5. Compare Lending Institutions

Many financial institutions offer collateral-free business loans to small businesses. Do your research and check their websites to know the salient features of the loans offered by them, such as how quickly they process loans, how flexible they are, the maximum amount offered, the loan tenure and their business loan interest rate. Make sure to carefully scrutinise the terms and conditions of each lender before choosing one to meet your business needs.

What is Next?

Once you have finalised the financial institution from where you want to borrow, you can simply apply online. Ask for a representative to call you or visit their centre. Apply for the loan after discussing all the details thoroughly.
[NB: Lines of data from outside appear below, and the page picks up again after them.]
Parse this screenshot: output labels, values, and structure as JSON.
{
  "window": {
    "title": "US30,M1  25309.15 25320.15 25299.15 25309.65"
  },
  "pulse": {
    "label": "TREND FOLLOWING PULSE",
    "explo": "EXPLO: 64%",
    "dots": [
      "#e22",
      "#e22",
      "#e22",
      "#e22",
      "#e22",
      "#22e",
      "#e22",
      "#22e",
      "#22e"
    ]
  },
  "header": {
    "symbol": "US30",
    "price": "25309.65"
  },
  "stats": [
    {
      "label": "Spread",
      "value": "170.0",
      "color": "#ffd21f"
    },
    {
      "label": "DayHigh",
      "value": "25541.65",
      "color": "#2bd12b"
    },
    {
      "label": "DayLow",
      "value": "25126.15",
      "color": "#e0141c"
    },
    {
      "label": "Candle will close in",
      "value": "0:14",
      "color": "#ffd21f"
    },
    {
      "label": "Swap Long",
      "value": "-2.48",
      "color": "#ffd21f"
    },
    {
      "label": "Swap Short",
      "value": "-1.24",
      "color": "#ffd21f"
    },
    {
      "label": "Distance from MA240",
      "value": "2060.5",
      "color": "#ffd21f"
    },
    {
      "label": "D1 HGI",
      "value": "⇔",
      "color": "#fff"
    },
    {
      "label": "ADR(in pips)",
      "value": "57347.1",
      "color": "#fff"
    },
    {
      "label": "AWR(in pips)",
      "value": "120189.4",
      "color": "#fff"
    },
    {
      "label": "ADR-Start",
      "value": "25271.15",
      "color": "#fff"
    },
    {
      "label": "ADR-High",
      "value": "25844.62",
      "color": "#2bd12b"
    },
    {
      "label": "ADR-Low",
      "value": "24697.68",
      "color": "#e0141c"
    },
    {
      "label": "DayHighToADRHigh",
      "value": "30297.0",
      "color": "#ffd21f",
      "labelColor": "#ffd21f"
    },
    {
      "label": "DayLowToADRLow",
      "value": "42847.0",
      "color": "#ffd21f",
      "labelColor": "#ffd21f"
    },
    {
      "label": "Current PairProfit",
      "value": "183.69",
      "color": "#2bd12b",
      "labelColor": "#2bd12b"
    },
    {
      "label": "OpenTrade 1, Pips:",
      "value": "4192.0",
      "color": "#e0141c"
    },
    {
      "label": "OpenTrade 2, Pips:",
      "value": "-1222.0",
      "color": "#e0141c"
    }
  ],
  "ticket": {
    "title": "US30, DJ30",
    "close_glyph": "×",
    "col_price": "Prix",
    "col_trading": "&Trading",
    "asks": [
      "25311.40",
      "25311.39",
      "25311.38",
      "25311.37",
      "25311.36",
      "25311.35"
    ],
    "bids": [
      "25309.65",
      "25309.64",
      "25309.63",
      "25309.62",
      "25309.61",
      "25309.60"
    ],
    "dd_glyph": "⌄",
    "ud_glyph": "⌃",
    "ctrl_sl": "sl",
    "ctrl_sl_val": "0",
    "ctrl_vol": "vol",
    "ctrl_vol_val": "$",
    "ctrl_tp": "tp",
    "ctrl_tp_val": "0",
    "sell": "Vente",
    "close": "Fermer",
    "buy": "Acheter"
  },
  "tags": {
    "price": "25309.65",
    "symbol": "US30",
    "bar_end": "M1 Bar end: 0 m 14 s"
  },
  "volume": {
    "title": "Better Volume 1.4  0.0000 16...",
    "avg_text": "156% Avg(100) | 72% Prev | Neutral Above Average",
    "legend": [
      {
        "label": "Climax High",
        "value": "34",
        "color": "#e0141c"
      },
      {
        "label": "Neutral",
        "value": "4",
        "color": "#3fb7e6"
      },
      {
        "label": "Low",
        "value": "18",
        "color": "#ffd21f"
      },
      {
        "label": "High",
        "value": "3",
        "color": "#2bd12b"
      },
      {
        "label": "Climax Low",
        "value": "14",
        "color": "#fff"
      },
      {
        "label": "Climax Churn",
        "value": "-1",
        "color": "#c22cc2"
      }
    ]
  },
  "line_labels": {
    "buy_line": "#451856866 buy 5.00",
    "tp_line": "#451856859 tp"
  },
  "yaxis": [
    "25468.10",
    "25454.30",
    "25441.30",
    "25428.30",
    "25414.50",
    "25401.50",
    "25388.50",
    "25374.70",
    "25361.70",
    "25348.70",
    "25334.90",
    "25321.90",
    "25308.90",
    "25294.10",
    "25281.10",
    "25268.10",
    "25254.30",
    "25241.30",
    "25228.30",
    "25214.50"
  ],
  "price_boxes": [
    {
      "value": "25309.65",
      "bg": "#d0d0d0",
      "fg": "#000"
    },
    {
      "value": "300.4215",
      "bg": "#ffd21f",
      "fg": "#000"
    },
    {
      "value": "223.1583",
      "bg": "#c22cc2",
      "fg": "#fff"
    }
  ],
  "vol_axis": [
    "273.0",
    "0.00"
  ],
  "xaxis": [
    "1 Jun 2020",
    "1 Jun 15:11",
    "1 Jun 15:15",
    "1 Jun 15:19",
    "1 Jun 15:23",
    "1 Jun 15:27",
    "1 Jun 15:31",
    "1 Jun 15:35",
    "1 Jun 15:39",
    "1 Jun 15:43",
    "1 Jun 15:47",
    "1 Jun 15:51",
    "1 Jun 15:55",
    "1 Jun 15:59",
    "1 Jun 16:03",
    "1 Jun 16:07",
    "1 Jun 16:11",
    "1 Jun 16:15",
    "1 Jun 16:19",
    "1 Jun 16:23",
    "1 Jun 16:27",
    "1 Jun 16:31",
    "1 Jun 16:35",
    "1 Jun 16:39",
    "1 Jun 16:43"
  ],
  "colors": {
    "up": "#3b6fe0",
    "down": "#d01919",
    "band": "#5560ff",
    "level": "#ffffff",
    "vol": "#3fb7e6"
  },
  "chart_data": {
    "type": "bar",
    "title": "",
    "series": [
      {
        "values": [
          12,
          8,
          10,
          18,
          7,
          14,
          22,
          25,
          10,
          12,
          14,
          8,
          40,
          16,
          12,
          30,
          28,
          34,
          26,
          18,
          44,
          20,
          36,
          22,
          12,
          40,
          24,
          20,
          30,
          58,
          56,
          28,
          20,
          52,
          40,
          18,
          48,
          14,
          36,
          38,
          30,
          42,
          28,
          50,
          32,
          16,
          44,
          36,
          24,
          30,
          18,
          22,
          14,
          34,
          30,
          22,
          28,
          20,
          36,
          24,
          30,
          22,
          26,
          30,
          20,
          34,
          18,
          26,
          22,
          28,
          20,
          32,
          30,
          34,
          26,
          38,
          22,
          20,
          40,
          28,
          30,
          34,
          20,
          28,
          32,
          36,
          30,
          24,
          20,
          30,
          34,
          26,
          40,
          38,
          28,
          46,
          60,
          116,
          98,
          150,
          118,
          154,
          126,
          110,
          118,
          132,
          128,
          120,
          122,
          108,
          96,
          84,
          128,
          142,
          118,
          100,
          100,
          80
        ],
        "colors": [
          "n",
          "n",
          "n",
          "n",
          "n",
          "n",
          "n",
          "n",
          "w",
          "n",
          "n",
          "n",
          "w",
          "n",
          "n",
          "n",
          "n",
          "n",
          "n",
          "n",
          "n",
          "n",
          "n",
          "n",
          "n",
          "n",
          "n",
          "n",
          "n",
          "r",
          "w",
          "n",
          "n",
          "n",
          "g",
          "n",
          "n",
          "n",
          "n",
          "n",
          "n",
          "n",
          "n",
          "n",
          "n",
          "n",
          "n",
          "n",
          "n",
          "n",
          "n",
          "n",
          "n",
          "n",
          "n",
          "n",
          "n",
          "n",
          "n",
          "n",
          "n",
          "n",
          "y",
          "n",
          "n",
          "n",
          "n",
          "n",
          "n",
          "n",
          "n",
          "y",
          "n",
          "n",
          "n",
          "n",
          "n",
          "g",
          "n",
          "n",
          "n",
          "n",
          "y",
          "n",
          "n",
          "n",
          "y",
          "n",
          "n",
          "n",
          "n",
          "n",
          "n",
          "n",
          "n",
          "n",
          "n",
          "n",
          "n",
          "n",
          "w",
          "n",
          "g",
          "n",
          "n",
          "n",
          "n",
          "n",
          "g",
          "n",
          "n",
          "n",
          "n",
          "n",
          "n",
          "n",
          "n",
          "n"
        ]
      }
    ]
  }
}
The lender may ask you for some additional documents such as:

  • KYC documents

  • PAN card of business

  • Audited financial statements of the previous few years (this number may vary from lender to lender)

  • Proof of address

  • GST returns

  • Rental/lease or related property documents

  • Bank statements

  • A statement of existing loans

An unsecured business loan can be a blessing for small business owners as they do not have to tie-up an asset as security. This could be your best option if you are in urgent need of funds to grow your business. Just make sure that you have sufficient cash flows in the future to repay the loan on time or you will be stuck with a business loan with a high interest rate. Choose your lending institution wisely and avail only as much as your business actually needs and you could be well on the way to quick business growth.